He first created a group known as PMC “Mar.” Marushchenko claimed his fighters operated in southern and eastern Ukraine and said he was collecting information on Russian military personnel, allegedly for deployment to Syria. In 2014–2015, he frequently appeared in the media and gained some notoriety, but later faded from public view. In 2018, researchers from the Conflict Intelligence Team classified PMC “Mar” as a “dummy” outfit — something closer to a private security firm or training center than a real private military company.
The group reappeared in the news in 2020 after the detention of 33 Russian mercenaries in Belarus. Early reports linked them to PMC “Mar,” though they were later described as fighters from Wagner Group. Marushchenko claimed he had shut the company down in 2018. After closing his earlier ventures — “Mar” and a lesser-known group called “Polite People” — Marushchenko founded PMC “Yastreb” in 2018.

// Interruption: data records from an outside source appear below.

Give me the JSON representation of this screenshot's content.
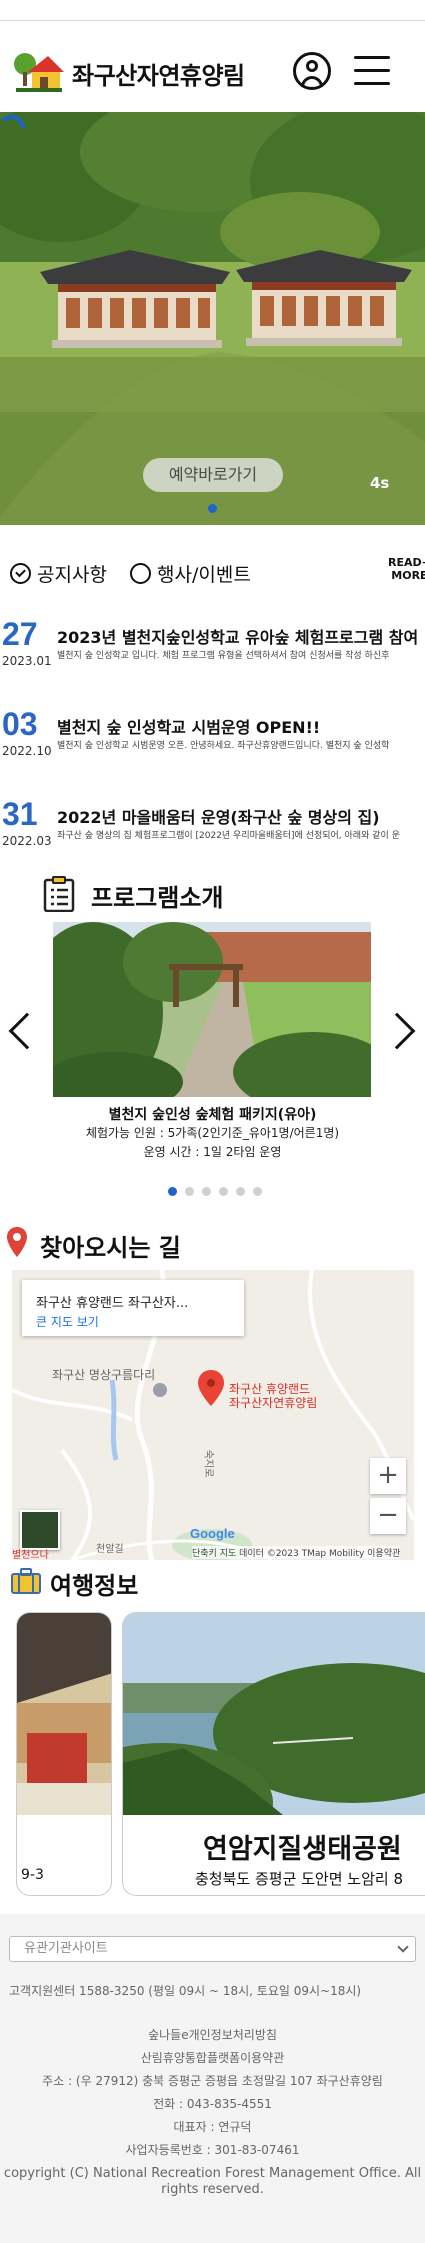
{
  "header": {
    "title": "좌구산자연휴양림",
    "logo_icon": "house-tree-logo",
    "user_icon": "user-icon",
    "menu_icon": "hamburger-menu-icon"
  },
  "hero": {
    "reserve_label": "예약바로가기",
    "timer": "4s",
    "accent": "#1f63c8"
  },
  "notice": {
    "tabs": [
      {
        "label": "공지사항",
        "selected": true
      },
      {
        "label": "행사/이벤트",
        "selected": false
      }
    ],
    "readmore_line1": "READ+",
    "readmore_line2": "MORE",
    "items": [
      {
        "day": "27",
        "ym": "2023.01",
        "title": "2023년 별천지숲인성학교 유아숲 체험프로그램 참여",
        "desc": "별천지 숲 인성학교 입니다. 체험 프로그램 유형을 선택하셔서 참여 신청서를 작성 하신후"
      },
      {
        "day": "03",
        "ym": "2022.10",
        "title": "별천지 숲 인성학교 시범운영 OPEN!!",
        "desc": "별천지 숲 인성학교 시범운영 오픈. 안녕하세요. 좌구산휴양랜드입니다. 별천지 숲 인성학"
      },
      {
        "day": "31",
        "ym": "2022.03",
        "title": "2022년 마을배움터 운영(좌구산 숲 명상의 집)",
        "desc": "좌구산 숲 명상의 집 체험프로그램이 [2022년 우리마을배움터]에 선정되어, 아래와 같이 운"
      }
    ]
  },
  "program": {
    "title": "프로그램소개",
    "caption_title": "별천지 숲인성 숲체험 패키지(유아)",
    "caption_people": "체험가능 인원 : 5가족(2인기준_유아1명/어른1명)",
    "caption_time": "운영 시간 : 1일 2타임 운영",
    "dot_count": 6,
    "active_dot": 0
  },
  "directions": {
    "title": "찾아오시는 길",
    "map_place": "좌구산 휴양랜드 좌구산자...",
    "map_link": "큰 지도 보기",
    "map_label_bridge": "좌구산 명상구름다리",
    "map_marker_line1": "좌구산 휴양랜드",
    "map_marker_line2": "좌구산자연휴양림",
    "road_label": "숙지로",
    "zoom_in": "+",
    "zoom_out": "−",
    "google": "Google",
    "attribution": "단축키   지도 데이터 ©2023 TMap Mobility   이용약관",
    "corner_label_1": "별천으나",
    "corner_label_2": "천알길"
  },
  "travel": {
    "title": "여행정보",
    "left_card_text": "9-3",
    "card_title": "연암지질생태공원",
    "card_addr": "충청북도 증평군 도안면 노암리 8"
  },
  "footer": {
    "select_placeholder": "유관기관사이트",
    "customer_center": "고객지원센터 1588-3250 (평일 09시 ~ 18시, 토요일 09시~18시)",
    "line1": "숲나들e개인정보처리방침",
    "line2": "산림휴양통합플랫폼이용약관",
    "address": "주소 : (우 27912) 충북 증평군 증평읍 초정말길 107 좌구산휴양림",
    "phone": "전화 : 043-835-4551",
    "ceo": "대표자 : 연규덕",
    "bizno": "사업자등록번호 : 301-83-07461",
    "copyright_1": "copyright (C) National Recreation Forest Management Office. All",
    "copyright_2": "rights reserved."
  }
}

His name resurfaced again in 2022, shortly after Russia launched its full-scale invasion of Ukraine, in connection with the disappearance of two businessmen from Pskov. The men had traveled to occupied territories with humanitarian aid and were reportedly detained by unknown individuals. Their relatives said Marushchenko had encouraged them to organize the trip and accompanied them. Meduza was unable to find any public confirmation that the men were ever found.
Little is known about PMC “Yastreb’s” actual role in the war in Ukraine. Military analysts Sergey Auslender and Kirill Mikhailov told the outlet Vot Tak they had not heard of the group’s activities. Still, it appears to have existed in some form. In 2025, the outlet Verstka included Marushchenko in a list of so-called “zeroers” — commanders accused of killing members of their own units. An anonymous source described a system of extortion and violence at a training ground in Luga, where recruits were allegedly forced to pay large sums for everything from military IDs to exemption from combat. Those who resisted, the source claimed, were tortured or killed.
Ukrainian General Staff officials have linked PMC “Yastreb” to Russia’s Federal Security Service (FSB). Now, according to Kommersant, the FSB itself — alongside Russia’s Investigative Committee — is investigating Marushchenko. He was reportedly detained in the Kursk region last year.
The case includes charges of fraud, weapons theft, extortion, and murder. In one reported incident, a serviceman was allegedly chained to a tree for three days. Details of the murder charge remain unclear. Marushchenko’s lawyer declined to comment without his client’s consent, adding only that the case was receiving undue attention and was “entirely routine” and unrelated to politics, Kommersant reported.